Treasure our rural pubs while they
still exist
By Joe Horgan
The Pub was quiet on New Year’s Eve. An ordinary Irish country
pub with a bar and one small room. No big raucous crowd. No squeezing
in the door.
I don’t really know what it was like in other country pubs but it
was quiet in this one.
Another pub in a small nearby village would definitely have been quiet
because it closed earlier this year — but then that is what is happening
in Ireland now.
The small family-run pubs that were once such a characteristic of the
Irish countryside are closing at the rate of nearly one a day.
When the economic boom first exploded one of the initial totems of the
new Ireland was the export around the world of the Irish pub.
In the 90s the pubs we’d always drank in in England — often
backstreet Victorian boozers populated by the 1950s emigrants and their
children — were suddenly joined by a host of Scruffy Murphy’s
and O’Neill’s dotting the High Street.
These Irish theme pubs were a strange experience — all old bicycles
and milk churns.
They were oddly disconcerting albeit they noted the idea that being Irish
in Britain might now be acceptable.
I for one never quite knew what to make of them.
Of course what was odd about them was that they appeared just as the Irish
community pubs and clubs would have felt the change of an ageing emigrant
population and a second and third-generation Irish group readjusting itself
socially.
Strange to think now that the distorted version of a spit and sawdust
Irish country pub the theme pubs represented are also facing up to change.
The end result of that change may end up being like the English countryside
in that the authentic country pubs will be few and far between.
From where I sit in the middle still of Ireland’s economic boom
I can think within a small radius of seven pubs that have closed within
the last few years.
In the past two years more than 600 Irish pubs — most of them in
rural locations — have closed. That is not to say you’d have
to travel far in Ireland for a pint but it is fairly remarkable all the
same.
Yet consumption of alcohol is at record levels and we still out-booze
nearly all of our European neighbours. The Celtic Tiger hasn’t bought
sobriety by any stretch of the imagination.
The demise of the Irish country pub is, strangely enough, not really about
drinking at all. After all, most of these pubs thrived even when there
wasn’t the money for extra luxuries that there is now and even when
the Pioneer movement was a very real part of Irish life.
No it is not really about Irish drinking at all. It is about a changing
Irish society. This is now the Ireland of the smoking ban, road carnage
and drink-driving laws. This is now the Ireland of new sophisticates who
stay in and drink wine from South America instead of pints from Cork or
Dublin. This is now the Ireland of dinner parties instead of bodies around
a pub table or counter.
This is indeed a country where those rural people in their 50s, 60s and
70s, those who lived through the hard times in rural Ireland, those who
remain resolutely old-fashioned in their social habits, are those most
affected by the social changes in a society transfixed with the new and
the urban.
It is also the case that the enforcement of laws aimed at counteracting
the excesses of this new society, at curbing binge drinking, decreasing
the carnage on roads dominated by new cars and the deaths of young men,
actually impinge most upon those who are not really part of that new society.

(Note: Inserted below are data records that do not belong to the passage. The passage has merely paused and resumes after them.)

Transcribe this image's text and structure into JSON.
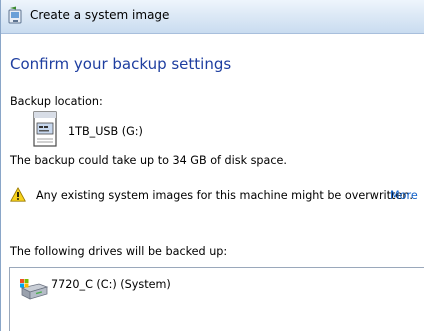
{
  "window": {
    "title": "Create a system image"
  },
  "main": {
    "heading": "Confirm your backup settings",
    "backup_location_label": "Backup location:",
    "backup_location_value": "1TB_USB (G:)",
    "space_note": "The backup could take up to 34 GB of disk space.",
    "warning_text": "Any existing system images for this machine might be overwritten.",
    "more_link": "More",
    "drives_label": "The following drives will be backed up:",
    "drives": [
      {
        "label": "7720_C (C:) (System)"
      }
    ]
  },
  "icons": {
    "back": "back-arrow-icon",
    "backup_drive": "usb-drive-icon",
    "warning": "warning-icon",
    "hard_disk": "hard-disk-icon"
  },
  "colors": {
    "heading": "#1e3ea0",
    "link": "#1060c8",
    "titlebar": "#dde9f6"
  }
}
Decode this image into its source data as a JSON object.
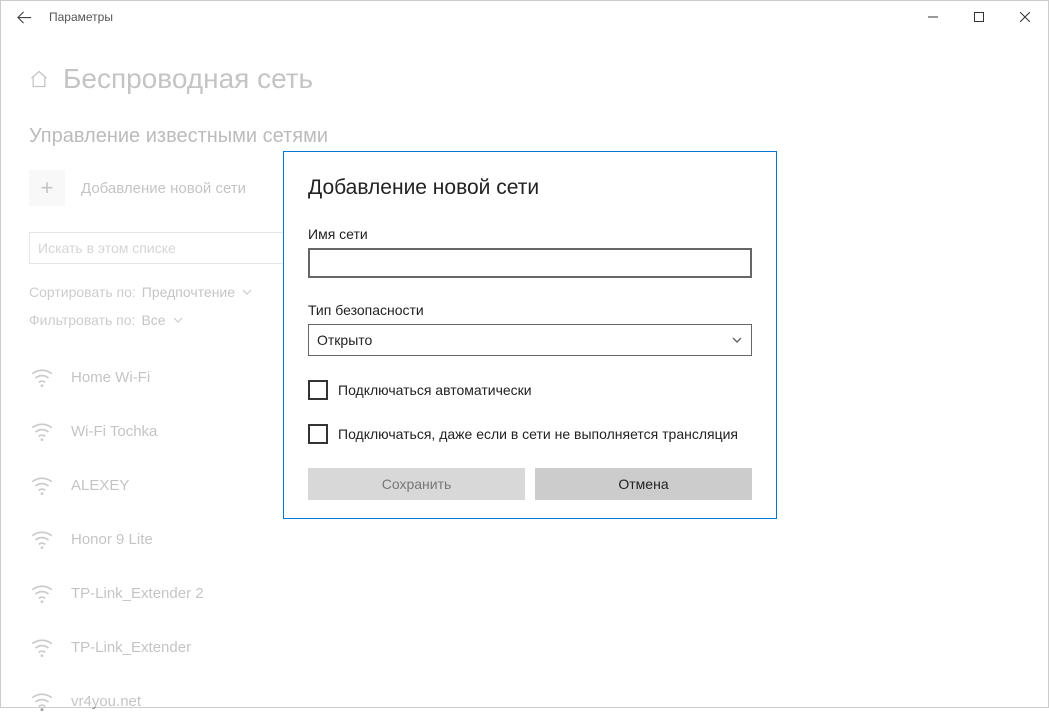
{
  "titlebar": {
    "title": "Параметры"
  },
  "page": {
    "title": "Беспроводная сеть",
    "section": "Управление известными сетями",
    "add_label": "Добавление новой сети",
    "search_placeholder": "Искать в этом списке",
    "sort_label": "Сортировать по:",
    "sort_value": "Предпочтение",
    "filter_label": "Фильтровать по:",
    "filter_value": "Все"
  },
  "networks": [
    {
      "name": "Home Wi-Fi"
    },
    {
      "name": "Wi-Fi Tochka"
    },
    {
      "name": "ALEXEY"
    },
    {
      "name": "Honor 9 Lite"
    },
    {
      "name": "TP-Link_Extender 2"
    },
    {
      "name": "TP-Link_Extender"
    },
    {
      "name": "vr4you.net"
    }
  ],
  "dialog": {
    "title": "Добавление новой сети",
    "name_label": "Имя сети",
    "name_value": "",
    "sec_label": "Тип безопасности",
    "sec_value": "Открыто",
    "auto_label": "Подключаться автоматически",
    "hidden_label": "Подключаться, даже если в сети не выполняется трансляция",
    "save": "Сохранить",
    "cancel": "Отмена"
  }
}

In the nearest sizeable town to where we live there is still a very lively
social scene. There are still a good smattering of pubs. Like anywhere
else some are better than others. Some are friendly and welcoming, some
aloof and arrogant. Only a few though, in the many that dot the town,
still retain some element of making you feel distinctly that you are in
an Irish country town.
Sitting in the others you could be anywhere from Birmingham to Cork city
to London.
One has even been refurbished in such a way that it has all the hallmarks
of an Irish theme pub — which in an Irish country town is truly
strange.
Have we come so far that we now market and package and sell to ourselves
some fake image of who we are?
It is a little confusing to say the least.
So we were lucky enough to see out the year in a family-run Irish country
pub. In years to come that may well be a rarity.